Seller Guide

How to Sell a Dental Practice

Dental practice sales are fundamentally different from general business sales. The buyer pool is limited to licensed dentists or DSOs, valuations use practice-specific metrics, and transitions require careful management of patient relationships. Here is what you need to know.

Dental Practice Valuation

Dental practices are typically valued as a percentage of annual collections — not EBITDA or SDE — because collections are the most stable and comparable metric across practices. The percentage applied depends on practice type, patient demographics, insurance vs. fee-for-service mix, and equipment condition.

Dental Practice Multiple Ranges
General practice, insurance-heavy
55–70% of annual collections
Lower margins, patient retention risk
General practice, fee-for-service
70–85% of annual collections
Better margins, loyal patient base
Specialty (ortho, oral surgery, etc.)
80–110% of annual collections
Higher margins, referral network value
DSO platform acquisition
5–8× EBITDA
Institutional buyer, management team required

A general practice collecting $1.2M with a strong fee-for-service mix might sell for 75–80% of collections — $900K to $960K — while the same collections in an insurance-heavy practice might yield 60–65%, or $720K to $780K. The difference of $180K+ comes entirely from revenue quality.

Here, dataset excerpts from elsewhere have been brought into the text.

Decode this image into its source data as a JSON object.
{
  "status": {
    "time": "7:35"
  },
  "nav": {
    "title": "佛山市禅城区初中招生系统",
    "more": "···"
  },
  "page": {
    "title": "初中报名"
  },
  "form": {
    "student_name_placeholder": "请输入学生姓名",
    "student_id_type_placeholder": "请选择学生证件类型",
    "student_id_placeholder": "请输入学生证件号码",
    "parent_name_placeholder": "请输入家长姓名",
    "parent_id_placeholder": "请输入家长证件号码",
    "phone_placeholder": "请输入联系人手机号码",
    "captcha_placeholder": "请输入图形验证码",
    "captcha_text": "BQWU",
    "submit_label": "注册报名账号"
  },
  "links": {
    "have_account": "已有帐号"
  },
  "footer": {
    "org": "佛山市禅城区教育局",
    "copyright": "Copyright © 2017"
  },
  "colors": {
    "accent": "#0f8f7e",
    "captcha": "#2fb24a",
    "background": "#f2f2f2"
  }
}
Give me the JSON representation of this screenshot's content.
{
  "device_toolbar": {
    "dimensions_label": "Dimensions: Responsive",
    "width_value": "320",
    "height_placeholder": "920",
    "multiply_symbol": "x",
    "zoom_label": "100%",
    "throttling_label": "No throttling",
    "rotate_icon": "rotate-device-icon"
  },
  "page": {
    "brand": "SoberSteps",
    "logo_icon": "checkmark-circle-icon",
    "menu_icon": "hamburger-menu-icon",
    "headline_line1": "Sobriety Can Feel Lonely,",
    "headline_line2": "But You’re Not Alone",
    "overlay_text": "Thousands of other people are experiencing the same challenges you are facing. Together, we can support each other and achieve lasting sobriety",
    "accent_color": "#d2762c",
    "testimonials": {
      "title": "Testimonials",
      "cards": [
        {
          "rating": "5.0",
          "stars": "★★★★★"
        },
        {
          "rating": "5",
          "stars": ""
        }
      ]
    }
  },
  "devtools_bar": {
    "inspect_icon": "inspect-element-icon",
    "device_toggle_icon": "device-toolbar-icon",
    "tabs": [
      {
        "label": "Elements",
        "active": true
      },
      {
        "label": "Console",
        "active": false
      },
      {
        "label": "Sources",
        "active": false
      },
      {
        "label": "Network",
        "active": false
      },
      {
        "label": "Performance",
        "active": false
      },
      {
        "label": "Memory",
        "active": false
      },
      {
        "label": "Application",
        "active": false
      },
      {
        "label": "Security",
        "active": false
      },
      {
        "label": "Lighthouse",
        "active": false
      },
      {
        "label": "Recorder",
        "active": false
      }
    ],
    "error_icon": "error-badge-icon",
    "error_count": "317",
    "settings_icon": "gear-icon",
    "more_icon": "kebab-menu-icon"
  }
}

DSO Buyers vs. Individual Dentists

The two primary buyer types in dental practice M&A require completely different sale processes and produce different outcomes.

Individual Dentist Buyer
Pays 55–85% of collections
SBA financing (10–25% down)
Slower close (90–120 days)
Requires seller transition period
More personal, patient-friendly
Best for smaller practices (<$1.5M collections)
DSO (Dental Service Organization)
Pays 5–8× EBITDA (often higher)
All-cash close, fast (45–90 days)
May offer equity rollover
Requires management infrastructure
Clinical autonomy may be limited
Best for larger practices ($1M+ EBITDA)

For practices with $500K or more in EBITDA, a DSO sale process is worth exploring — even if you ultimately sell to an individual. The DSO offer often serves as a benchmark that raises the individual buyer's bid or validates your pricing.

The Patient Transition Problem

In dental practice sales, patient retention is the core value preservation challenge. Patients choose their dentist personally — not the practice — which means a poorly handled transition can cause significant attrition and reduce the practice's value post-close.

Best practices for patient transition:

Co-treat with the buyer for 3–6 months before the seller's departure
Send a personal letter introducing the new dentist — written by you, not the practice management company
Keep hygiene staff stable — patients have stronger relationships with their hygienist than with the dentist
Avoid announcing the sale until closing is certain (staff and patients may leave)
Maintain your own appointment schedule through the transition period

Key Value Drivers in Dental M&A

Fee-for-service vs. insurance mix
Fee-for-service patients generate higher margins and are more loyal. Every percentage point shift toward fee-for-service before going to market improves your multiple.
New patient flow
How many new patients per month, and from what source? Organic referrals and strong Google reviews command a premium. Heavy dependence on paid advertising or a single referral source is a risk factor.
Equipment age and condition
Buyers will discount for outdated equipment. Digital X-rays, cone beam CT, and modern operatory equipment signal a modern, investible practice. Address deferred equipment issues before listing.
Staff tenure and stability
Long-tenured hygienists and front desk staff reduce patient attrition risk post-close. High turnover is a due diligence flag and a patient-flow risk.
Lease terms
Remaining lease length matters — buyers want 5+ years. If your lease expires soon, negotiate an extension before going to market.

Why You Need a Dental Practice Specialist

Dental practice M&A is a niche — general business brokers don't typically work in it, and dental-specific advisors are not IBBA-certified business brokers in the traditional sense. For a practice under $1M in collections, a dental practice broker with direct buyer relationships is appropriate. For larger practices or DSO conversations, a healthcare M&A advisor is typically necessary.

Ask any broker you interview: How many dental practices have you sold in the past 24 months? What DSOs are you actively working with? What was the average collection multiple achieved? If they can't answer those questions with specifics, they're not the right advisor.